The Villeneuve Aviation Centre had an unexpected visitor Wednesday.
Hans Bruening, a German pilot and businessman, arrived from Manitoba and was looking for a place to park his private business jet for a few days, while he scouted out potential organic cafĂ© locations and paid a visit to his uncle in Edmonton.
“I was taking the gas refuelling truck to fill a small Cessna 172 at Centennial Flight Centre and he flagged me down and said ‘Where can I park?’” said operations manager Evan Rose, who works out of the Villeneuve Airport.
He was surprised by the arrival, saying that most international business flights choose to arrive through the Edmonton International Airport.
“It was a bit different when we saw this thing,” said Rose, who used to work at the Edmonton City Centre Airport before it closed in 2013. “We would deal with these kind of aircraft all the time.

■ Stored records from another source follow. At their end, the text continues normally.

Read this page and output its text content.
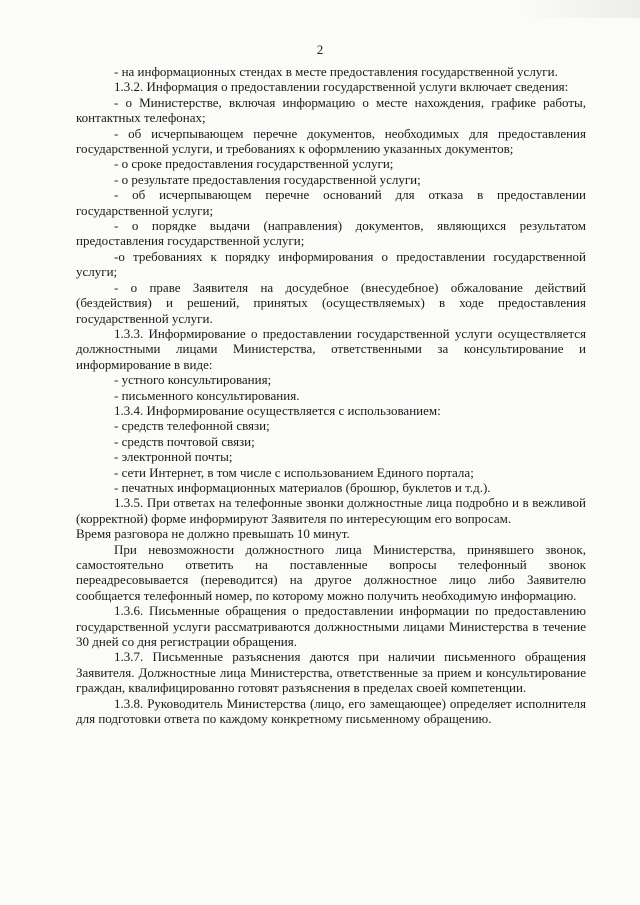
2

- на информационных стендах в месте предоставления государственной услуги.

1.3.2. Информация о предоставлении государственной услуги включает сведения:

- о Министерстве, включая информацию о месте нахождения, графике работы, контактных телефонах;

- об исчерпывающем перечне документов, необходимых для предоставления государственной услуги, и требованиях к оформлению указанных документов;

- о сроке предоставления государственной услуги;

- о результате предоставления государственной услуги;

- об исчерпывающем перечне оснований для отказа в предоставлении государственной услуги;

- о порядке выдачи (направления) документов, являющихся результатом предоставления государственной услуги;

-о требованиях к порядку информирования о предоставлении государственной услуги;

- о праве Заявителя на досудебное (внесудебное) обжалование действий (бездействия) и решений, принятых (осуществляемых) в ходе предоставления государственной услуги.

1.3.3. Информирование о предоставлении государственной услуги осуществляется должностными лицами Министерства, ответственными за консультирование и информирование в виде:

- устного консультирования;

- письменного консультирования.

1.3.4. Информирование осуществляется с использованием:

- средств телефонной связи;

- средств почтовой связи;

- электронной почты;

- сети Интернет, в том числе с использованием Единого портала;

- печатных информационных материалов (брошюр, буклетов и т.д.).

1.3.5. При ответах на телефонные звонки должностные лица подробно и в вежливой (корректной) форме информируют Заявителя по интересующим его вопросам.

Время разговора не должно превышать 10 минут.

При невозможности должностного лица Министерства, принявшего звонок, самостоятельно ответить на поставленные вопросы телефонный звонок переадресовывается (переводится) на другое должностное лицо либо Заявителю сообщается телефонный номер, по которому можно получить необходимую информацию.

1.3.6. Письменные обращения о предоставлении информации по предоставлению государственной услуги рассматриваются должностными лицами Министерства в течение 30 дней со дня регистрации обращения.

1.3.7. Письменные разъяснения даются при наличии письменного обращения Заявителя. Должностные лица Министерства, ответственные за прием и консультирование граждан, квалифицированно готовят разъяснения в пределах своей компетенции.

1.3.8. Руководитель Министерства (лицо, его замещающее) определяет исполнителя для подготовки ответа по каждому конкретному письменному обращению.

But this one is unique in that it’s of German registration.”
Attracting international charter flights, especially from the U.S., is one of the airport’s goals and the main driver behind lobbying the federal government for access to customs services.
The airport received CANPASS status in March 2015. The revised status allows pilots of smaller aircraft – 15 passengers or fewer – to clear customs in Villeneuve rather than the Edmonton International airport.
It was Bruening’s first time flying his private jet, a Phenom 100, to Edmonton. Usually he buys a ticket on a passenger flight, but when he discovered that a general aviation airport existed in the area he decided to continue his trip from England and Iceland to Canada.
He said he prefers the service at smaller airports and the fact that they are not as busy and crowded.
“This is comparable to Europe. In Europe it’s very common that you use the smaller airports for business jets,” said Bruening, explaining that the continent has really separated general aviation from scheduled flights.
Bruening said he would certainly fly to Villeneuve again if his real estate company, Avia Mobil, decides to do business here. “It’s a shame that more people aren’t coming here,” he said.
He did have one criticism though. He said the airport needs to better market its available services. He had difficulty confirming that the airport had all the services he needed – refuelling, maintenance, customs, etc.
And when he landed he was told by the control tower to park in a public maximum eight-hour space. It wasn’t until he met Rose that he was able to find a place to park his jet for a few days.
Mark Hyderman, owner of Villeneuve Aviation Centre, agrees. He said the airport authority does a great job of promoting what it strives for, but doesn’t spend enough time emphasizing what Villeneuve can do right now.
Hosted under the Edmonton International Airport’s website, the Villeneuve page prominently features the role and economic impact of the general aviation airport; operation details of individual businesses are buried in the business directory link.
The only useful information for pilots displayed on the main page is the NAV Canada air traffic control tower business hours.
“We want people to know we’re doing it now,” said Hyderman. “We need to raise awareness for pilots – not only in Alberta, B.C., Saskatchewan and Manitoba, but Germany too.”